[jira] [Updated] (SPARK-34583) typed udf fails when it refers to type member in abstract class

kondziolka9ld (Jira) Mon, 01 Mar 2021 04:18:34 -0800


     [ 
https://issues.apache.org/jira/browse/SPARK-34583?page=com.atlassian.jira.plugin.system.issuetabpanels:all-tabpanel
 ]


kondziolka9ld updated SPARK-34583:
----------------------------------
    Description: 
 Please consider a following scenario: 
{code:java}
scala> abstract class SomeAbstractClass {
     |   type SomeTypeMember
     | }
defined class SomeAbstractClassscala> class SomeSpecificClass extends 
SomeAbstractClass {
     |   override type SomeTypeMember = Int
     | }
defined class SomeSpecificClassscala> def someFunction(someInstance: 
SomeAbstractClass): Any = {
     |   udf { _: someInstance.SomeTypeMember => 42 }
     | }
someFunction: (someInstance: SomeAbstractClass)Any
scala> someFunction(new SomeSpecificClass)
java.lang.NoClassDefFoundError: no Java class corresponding to 
someInstance.SomeTypeMember found
  at 
scala.reflect.runtime.JavaMirrors$JavaMirror.typeToJavaClass(JavaMirrors.scala:1354)
  at 
scala.reflect.runtime.JavaMirrors$JavaMirror.runtimeClass(JavaMirrors.scala:227)
  at 
scala.reflect.runtime.JavaMirrors$JavaMirror.runtimeClass(JavaMirrors.scala:68)
  at 
org.apache.spark.sql.catalyst.encoders.ExpressionEncoder$.apply(ExpressionEncoder.scala:56)
  at org.apache.spark.sql.functions$.$anonfun$udf$1(functions.scala:4509)
  at scala.util.Try$.apply(Try.scala:213)
  at org.apache.spark.sql.functions$.udf(functions.scala:4509)
  at someFunction(<console>:25)
  ... 47 elided

{code}
On *spark-2.4.7* it works. I guess that it is related to:
{code:java}
In Spark 3.0, using org.apache.spark.sql.functions.udf(AnyRef, DataType) is not 
allowed by default. Remove the return type parameter to automatically switch to 
typed Scala udf is recommended, or set spark.sql.legacy.allowUntypedScalaUDF to 
true to keep using it. In Spark version 2.4 and below, if 
org.apache.spark.sql.functions.udf(AnyRef, DataType) gets a Scala closure with 
primitive-type argument, the returned UDF returns null if the input values is 
null. However, in Spark 3.0, the UDF returns the default value of the Java type 
if the input value is null. For example, val f = udf((x: Int) => x, 
IntegerType), f($"x") returns null in Spark 2.4 and below if column x is null, 
and return 0 in Spark 3.0. This behavior change is introduced because Spark 3.0 
is built with Scala 2.12 by default.
{code}
[https://spark.apache.org/docs/latest/sql-migration-guide.html#udfs-and-built-in-functions]

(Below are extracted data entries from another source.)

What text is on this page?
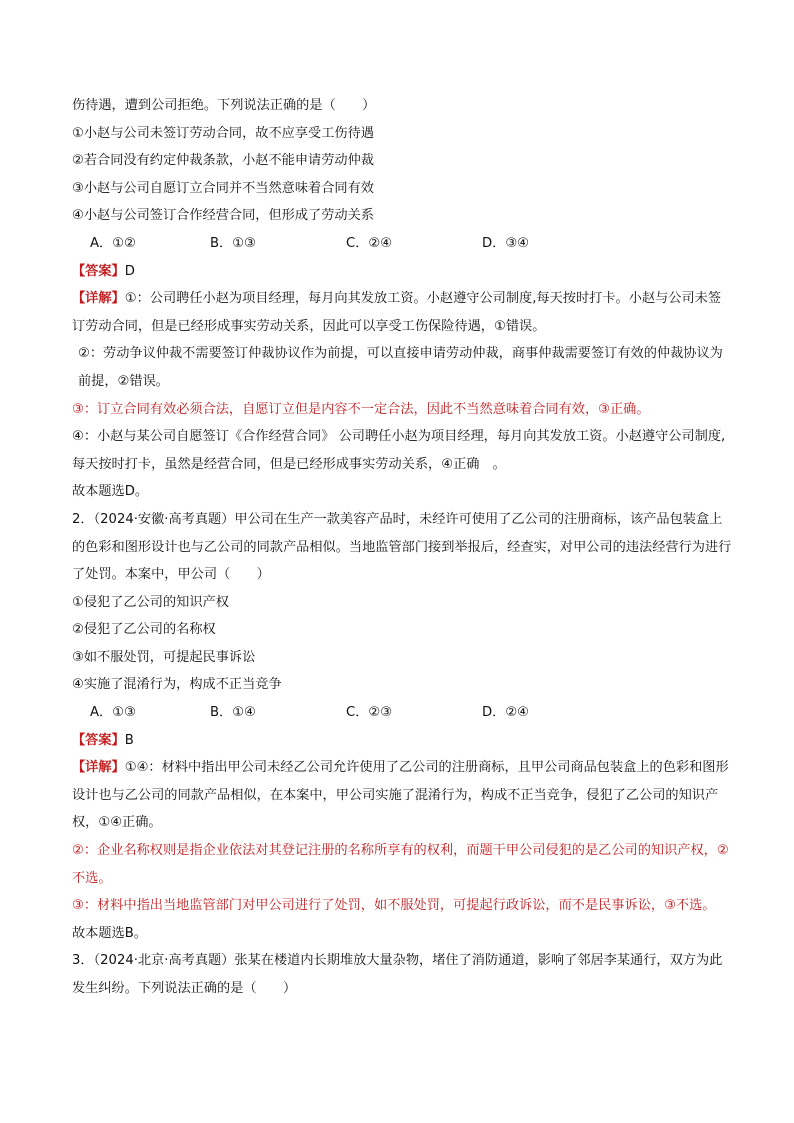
伤待遇，遭到公司拒绝。下列说法正确的是（　　）
①小赵与公司未签订劳动合同，故不应享受工伤待遇
②若合同没有约定仲裁条款，小赵不能申请劳动仲裁
③小赵与公司自愿订立合同并不当然意味着合同有效
④小赵与公司签订合作经营合同，但形成了劳动关系
A．①②	B．①③	C．②④	D．③④
【答案】D
【详解】①：公司聘任小赵为项目经理，每月向其发放工资。小赵遵守公司制度,每天按时打卡。小赵与公司未签订劳动合同，但是已经形成事实劳动关系，因此可以享受工伤保险待遇，①错误。
②：劳动争议仲裁不需要签订仲裁协议作为前提，可以直接申请劳动仲裁，商事仲裁需要签订有效的仲裁协议为前提，②错误。
③：订立合同有效必须合法，自愿订立但是内容不一定合法，因此不当然意味着合同有效，③正确。
④：小赵与某公司自愿签订《合作经营合同》 公司聘任小赵为项目经理，每月向其发放工资。小赵遵守公司制度,每天按时打卡，虽然是经营合同，但是已经形成事实劳动关系，④正确　。
故本题选D。
2．（2024·安徽·高考真题）甲公司在生产一款美容产品时，未经许可使用了乙公司的注册商标，该产品包装盒上的色彩和图形设计也与乙公司的同款产品相似。当地监管部门接到举报后，经查实，对甲公司的违法经营行为进行了处罚。本案中，甲公司（　　）
①侵犯了乙公司的知识产权
②侵犯了乙公司的名称权
③如不服处罚，可提起民事诉讼
④实施了混淆行为，构成不正当竞争
A．①③	B．①④	C．②③	D．②④
【答案】B
【详解】①④：材料中指出甲公司未经乙公司允许使用了乙公司的注册商标，且甲公司商品包装盒上的色彩和图形设计也与乙公司的同款产品相似，在本案中，甲公司实施了混淆行为，构成不正当竞争，侵犯了乙公司的知识产权，①④正确。
②：企业名称权则是指企业依法对其登记注册的名称所享有的权利，而题干甲公司侵犯的是乙公司的知识产权，②不选。
③：材料中指出当地监管部门对甲公司进行了处罚，如不服处罚，可提起行政诉讼，而不是民事诉讼，③不选。
故本题选B。
3．（2024·北京·高考真题）张某在楼道内长期堆放大量杂物，堵住了消防通道，影响了邻居李某通行，双方为此发生纠纷。下列说法正确的是（　　）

Does spark try to do some type inferation? When it refers to 
`SomeAbstractClass.SomeTypeMember` it really does not exist.

Some workaround could be runtime type casting, something like: 
{code:java}
udf { param: Any => {
     ...
     param.asInstanceOf[someInstance.SomeTypeMember]
     ...  
} {code}
----
 I classified it as bug since on previous versions of spark it worked. However, 
I believe that it can work as designed.

  was:
 Please consider a following scenario: 
{code:java}
scala> abstract class SomeAbstractClass {
     |   type SomeTypeMember
     | }
defined class SomeAbstractClassscala> class SomeSpecificClass extends 
SomeAbstractClass {
     |   override type SomeTypeMember = Int
     | }
defined class SomeSpecificClassscala> def someFunction(someInstance: 
SomeAbstractClass): Any = {
     |   udf { _: someInstance.SomeTypeMember => 42 }
     | }
someFunction: (someInstance: SomeAbstractClass)Any
scala> someFunction(new SomeSpecificClass)
java.lang.NoClassDefFoundError: no Java class corresponding to 
someInstance.SomeTypeMember found
  at 
scala.reflect.runtime.JavaMirrors$JavaMirror.typeToJavaClass(JavaMirrors.scala:1354)
  at 
scala.reflect.runtime.JavaMirrors$JavaMirror.runtimeClass(JavaMirrors.scala:227)
  at 
scala.reflect.runtime.JavaMirrors$JavaMirror.runtimeClass(JavaMirrors.scala:68)
  at 
org.apache.spark.sql.catalyst.encoders.ExpressionEncoder$.apply(ExpressionEncoder.scala:56)
  at org.apache.spark.sql.functions$.$anonfun$udf$1(functions.scala:4509)
  at scala.util.Try$.apply(Try.scala:213)
  at org.apache.spark.sql.functions$.udf(functions.scala:4509)
  at someFunction(<console>:25)
  ... 47 elided

{code}
On *spark-2.4.7* it works. I guess that it is related to:
{code:java}
In Spark 3.0, using org.apache.spark.sql.functions.udf(AnyRef, DataType) is not 
allowed by default. Remove the return type parameter to automatically switch to 
typed Scala udf is recommended, or set spark.sql.legacy.allowUntypedScalaUDF to 
true to keep using it. In Spark version 2.4 and below, if 
org.apache.spark.sql.functions.udf(AnyRef, DataType) gets a Scala closure with 
primitive-type argument, the returned UDF returns null if the input values is 
null. However, in Spark 3.0, the UDF returns the default value of the Java type 
if the input value is null. For example, val f = udf((x: Int) => x, 
IntegerType), f($"x") returns null in Spark 2.4 and below if column x is null, 
and return 0 in Spark 3.0. This behavior change is introduced because Spark 3.0 
is built with Scala 2.12 by default.
{code}
[https://spark.apache.org/docs/latest/sql-migration-guide.html#udfs-and-built-in-functions]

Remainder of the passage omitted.